Et le projet de loi spécial en préparation pour la reconstruction de Notre-Dame pourait encore aggraver la situation, puisqu'il entend offrir une réduction d'impôt de 75% jusqu'à 1 000 euros de dons pour la restauration de la cathédrale. Par conséquent, "il est totalement faux d'affirmer que, quand on donne de l'argent, on paie plus d'impôts", tranche dans un tweet le journaliste des Jours Nicolas Cori, dénonçant une "défense des riches (...) mensongère"

Une analyse confirmée à franceinfo par Fabrice de Longevialle, auteur de Comment payer moins d'impôts (éditions Eyrolles). Le spécialiste de la fiscalité du patrimoine fait d'ailleurs remarquer que les 200 millions d'euros de dons promis par le groupe LVMH et la famille Arnault pour Notre-Dame de Paris correspondent à 0,4% des 46,8 milliards d'euros de chiffre d'affaires du groupe de luxe français.

Bernard Arnault, PDG de LVMH, a répondu lors de l'assemblée générale des actionnaires que la loi sur le mécénat ne s'applique pas à la société familiale, qui ne réalise pas de chiffre d'affaires, et que pour le groupe LVMH, le plafond est atteint avec la Fondation Louis Vuitton.

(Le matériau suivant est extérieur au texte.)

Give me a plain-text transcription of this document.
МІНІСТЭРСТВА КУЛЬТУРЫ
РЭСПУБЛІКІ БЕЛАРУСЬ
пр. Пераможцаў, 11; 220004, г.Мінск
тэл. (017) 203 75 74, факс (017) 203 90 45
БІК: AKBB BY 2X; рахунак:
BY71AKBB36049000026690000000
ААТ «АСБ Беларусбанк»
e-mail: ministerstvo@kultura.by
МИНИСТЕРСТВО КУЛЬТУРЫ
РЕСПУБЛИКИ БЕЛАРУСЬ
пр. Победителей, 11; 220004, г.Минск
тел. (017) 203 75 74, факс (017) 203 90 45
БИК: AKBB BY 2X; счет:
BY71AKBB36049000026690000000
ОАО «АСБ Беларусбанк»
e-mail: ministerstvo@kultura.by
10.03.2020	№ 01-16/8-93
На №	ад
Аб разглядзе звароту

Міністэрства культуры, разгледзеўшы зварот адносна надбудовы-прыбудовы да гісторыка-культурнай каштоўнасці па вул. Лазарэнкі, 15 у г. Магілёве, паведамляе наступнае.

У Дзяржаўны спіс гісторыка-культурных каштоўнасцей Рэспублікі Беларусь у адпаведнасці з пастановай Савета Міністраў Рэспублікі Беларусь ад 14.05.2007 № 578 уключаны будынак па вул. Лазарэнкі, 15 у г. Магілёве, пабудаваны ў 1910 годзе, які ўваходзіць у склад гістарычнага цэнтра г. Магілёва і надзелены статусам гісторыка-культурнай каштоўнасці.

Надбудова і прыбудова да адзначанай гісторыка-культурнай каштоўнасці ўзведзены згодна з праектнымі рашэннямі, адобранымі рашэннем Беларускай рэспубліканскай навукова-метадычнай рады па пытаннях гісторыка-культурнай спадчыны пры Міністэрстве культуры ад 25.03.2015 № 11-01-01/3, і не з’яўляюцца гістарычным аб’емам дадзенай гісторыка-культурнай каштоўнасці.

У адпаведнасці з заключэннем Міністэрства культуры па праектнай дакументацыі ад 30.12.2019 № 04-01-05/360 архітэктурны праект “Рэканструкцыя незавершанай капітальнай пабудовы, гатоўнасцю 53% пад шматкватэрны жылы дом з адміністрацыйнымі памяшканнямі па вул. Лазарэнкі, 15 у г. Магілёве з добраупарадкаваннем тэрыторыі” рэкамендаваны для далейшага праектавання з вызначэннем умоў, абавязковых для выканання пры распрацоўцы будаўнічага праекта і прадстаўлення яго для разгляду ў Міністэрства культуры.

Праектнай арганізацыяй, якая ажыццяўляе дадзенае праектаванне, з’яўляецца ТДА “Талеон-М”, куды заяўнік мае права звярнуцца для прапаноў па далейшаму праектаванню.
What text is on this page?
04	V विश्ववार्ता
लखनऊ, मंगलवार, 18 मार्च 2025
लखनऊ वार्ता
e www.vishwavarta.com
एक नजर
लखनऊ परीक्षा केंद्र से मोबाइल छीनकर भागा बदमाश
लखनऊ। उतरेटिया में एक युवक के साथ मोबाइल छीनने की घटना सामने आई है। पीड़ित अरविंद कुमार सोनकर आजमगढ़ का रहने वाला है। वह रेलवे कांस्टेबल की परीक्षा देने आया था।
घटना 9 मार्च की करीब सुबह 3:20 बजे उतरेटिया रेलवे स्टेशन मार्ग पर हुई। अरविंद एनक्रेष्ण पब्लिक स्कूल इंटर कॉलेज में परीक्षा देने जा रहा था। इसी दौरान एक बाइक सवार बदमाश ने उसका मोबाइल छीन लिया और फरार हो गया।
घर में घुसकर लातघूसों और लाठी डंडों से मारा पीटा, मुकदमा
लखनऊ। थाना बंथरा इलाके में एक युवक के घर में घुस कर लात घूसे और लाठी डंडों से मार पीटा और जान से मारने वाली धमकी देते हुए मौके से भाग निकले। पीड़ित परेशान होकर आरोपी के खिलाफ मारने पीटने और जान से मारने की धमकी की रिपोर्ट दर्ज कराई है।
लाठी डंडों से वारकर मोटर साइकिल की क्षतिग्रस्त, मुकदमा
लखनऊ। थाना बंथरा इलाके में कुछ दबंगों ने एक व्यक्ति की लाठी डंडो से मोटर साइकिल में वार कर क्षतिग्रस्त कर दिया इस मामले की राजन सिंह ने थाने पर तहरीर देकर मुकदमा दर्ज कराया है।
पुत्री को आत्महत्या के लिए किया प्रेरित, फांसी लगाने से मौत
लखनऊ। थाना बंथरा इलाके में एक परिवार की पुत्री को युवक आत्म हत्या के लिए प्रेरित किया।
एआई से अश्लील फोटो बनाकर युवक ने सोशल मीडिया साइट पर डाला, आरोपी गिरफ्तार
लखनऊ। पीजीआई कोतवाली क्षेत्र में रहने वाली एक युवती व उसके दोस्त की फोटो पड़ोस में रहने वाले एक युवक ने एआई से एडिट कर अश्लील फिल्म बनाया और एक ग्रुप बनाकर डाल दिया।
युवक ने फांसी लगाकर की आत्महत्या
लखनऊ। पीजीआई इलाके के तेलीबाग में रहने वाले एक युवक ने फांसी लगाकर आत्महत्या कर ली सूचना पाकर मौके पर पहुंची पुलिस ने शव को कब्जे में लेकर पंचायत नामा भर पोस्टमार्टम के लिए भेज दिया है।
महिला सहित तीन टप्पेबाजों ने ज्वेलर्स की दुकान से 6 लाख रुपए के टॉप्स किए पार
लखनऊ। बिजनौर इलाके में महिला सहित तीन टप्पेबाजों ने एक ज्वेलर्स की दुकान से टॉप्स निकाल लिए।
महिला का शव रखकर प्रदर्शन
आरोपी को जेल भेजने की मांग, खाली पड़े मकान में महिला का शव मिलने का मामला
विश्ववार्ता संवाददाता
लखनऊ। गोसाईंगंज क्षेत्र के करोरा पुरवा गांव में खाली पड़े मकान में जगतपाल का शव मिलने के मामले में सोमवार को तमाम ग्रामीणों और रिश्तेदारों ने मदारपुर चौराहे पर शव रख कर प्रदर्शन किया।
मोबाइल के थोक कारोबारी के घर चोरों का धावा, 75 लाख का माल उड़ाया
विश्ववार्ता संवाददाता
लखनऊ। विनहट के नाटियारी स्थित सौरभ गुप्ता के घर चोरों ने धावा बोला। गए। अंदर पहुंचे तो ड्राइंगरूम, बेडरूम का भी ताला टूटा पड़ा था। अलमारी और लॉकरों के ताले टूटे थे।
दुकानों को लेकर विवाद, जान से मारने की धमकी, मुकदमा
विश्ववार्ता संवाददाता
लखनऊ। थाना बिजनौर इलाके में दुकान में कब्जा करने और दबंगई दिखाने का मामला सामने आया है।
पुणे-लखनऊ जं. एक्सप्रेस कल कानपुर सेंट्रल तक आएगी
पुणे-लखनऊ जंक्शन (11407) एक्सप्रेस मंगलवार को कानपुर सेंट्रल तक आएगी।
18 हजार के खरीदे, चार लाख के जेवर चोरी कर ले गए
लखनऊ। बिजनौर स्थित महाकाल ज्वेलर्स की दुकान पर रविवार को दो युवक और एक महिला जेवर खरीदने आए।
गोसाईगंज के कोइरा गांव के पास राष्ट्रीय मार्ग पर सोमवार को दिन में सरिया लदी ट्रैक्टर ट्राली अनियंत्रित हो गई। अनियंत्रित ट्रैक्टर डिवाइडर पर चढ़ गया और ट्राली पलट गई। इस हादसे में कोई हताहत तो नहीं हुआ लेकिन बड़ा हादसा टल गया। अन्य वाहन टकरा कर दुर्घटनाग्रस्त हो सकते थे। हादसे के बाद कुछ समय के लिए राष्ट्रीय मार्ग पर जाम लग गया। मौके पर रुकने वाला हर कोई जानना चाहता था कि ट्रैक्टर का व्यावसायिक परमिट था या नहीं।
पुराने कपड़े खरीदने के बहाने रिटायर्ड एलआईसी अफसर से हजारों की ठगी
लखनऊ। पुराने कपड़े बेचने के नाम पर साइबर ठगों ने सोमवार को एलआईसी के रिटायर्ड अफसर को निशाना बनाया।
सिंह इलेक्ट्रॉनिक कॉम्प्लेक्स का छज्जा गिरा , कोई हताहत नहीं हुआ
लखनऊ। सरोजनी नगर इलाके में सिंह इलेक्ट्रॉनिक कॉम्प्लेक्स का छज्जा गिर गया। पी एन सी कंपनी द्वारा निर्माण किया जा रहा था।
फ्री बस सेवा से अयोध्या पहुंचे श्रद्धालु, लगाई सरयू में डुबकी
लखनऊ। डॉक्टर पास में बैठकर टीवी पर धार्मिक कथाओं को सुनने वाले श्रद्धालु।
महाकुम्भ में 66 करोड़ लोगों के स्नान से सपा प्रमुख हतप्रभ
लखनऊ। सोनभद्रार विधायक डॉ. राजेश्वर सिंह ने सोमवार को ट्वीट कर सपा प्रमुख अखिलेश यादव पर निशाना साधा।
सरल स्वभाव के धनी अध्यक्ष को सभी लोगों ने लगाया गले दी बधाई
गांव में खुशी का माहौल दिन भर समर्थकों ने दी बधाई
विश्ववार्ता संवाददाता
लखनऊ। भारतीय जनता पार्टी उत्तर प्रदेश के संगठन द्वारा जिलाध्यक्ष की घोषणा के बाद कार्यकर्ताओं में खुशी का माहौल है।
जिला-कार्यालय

Son don ne sera donc pas défiscalisé. S'il est indéniable qu'un contribuable se montre généreux en dépensant une partie de ses deniers en dons et en mécénat, il est en revanche faux de dire, comme l'a fait Nicolas Beytout, que son geste le conduit à payer plus d'impôts. Il débourse certes plus d'argent, mais il en reverse moins dans les caisses de l'Etat.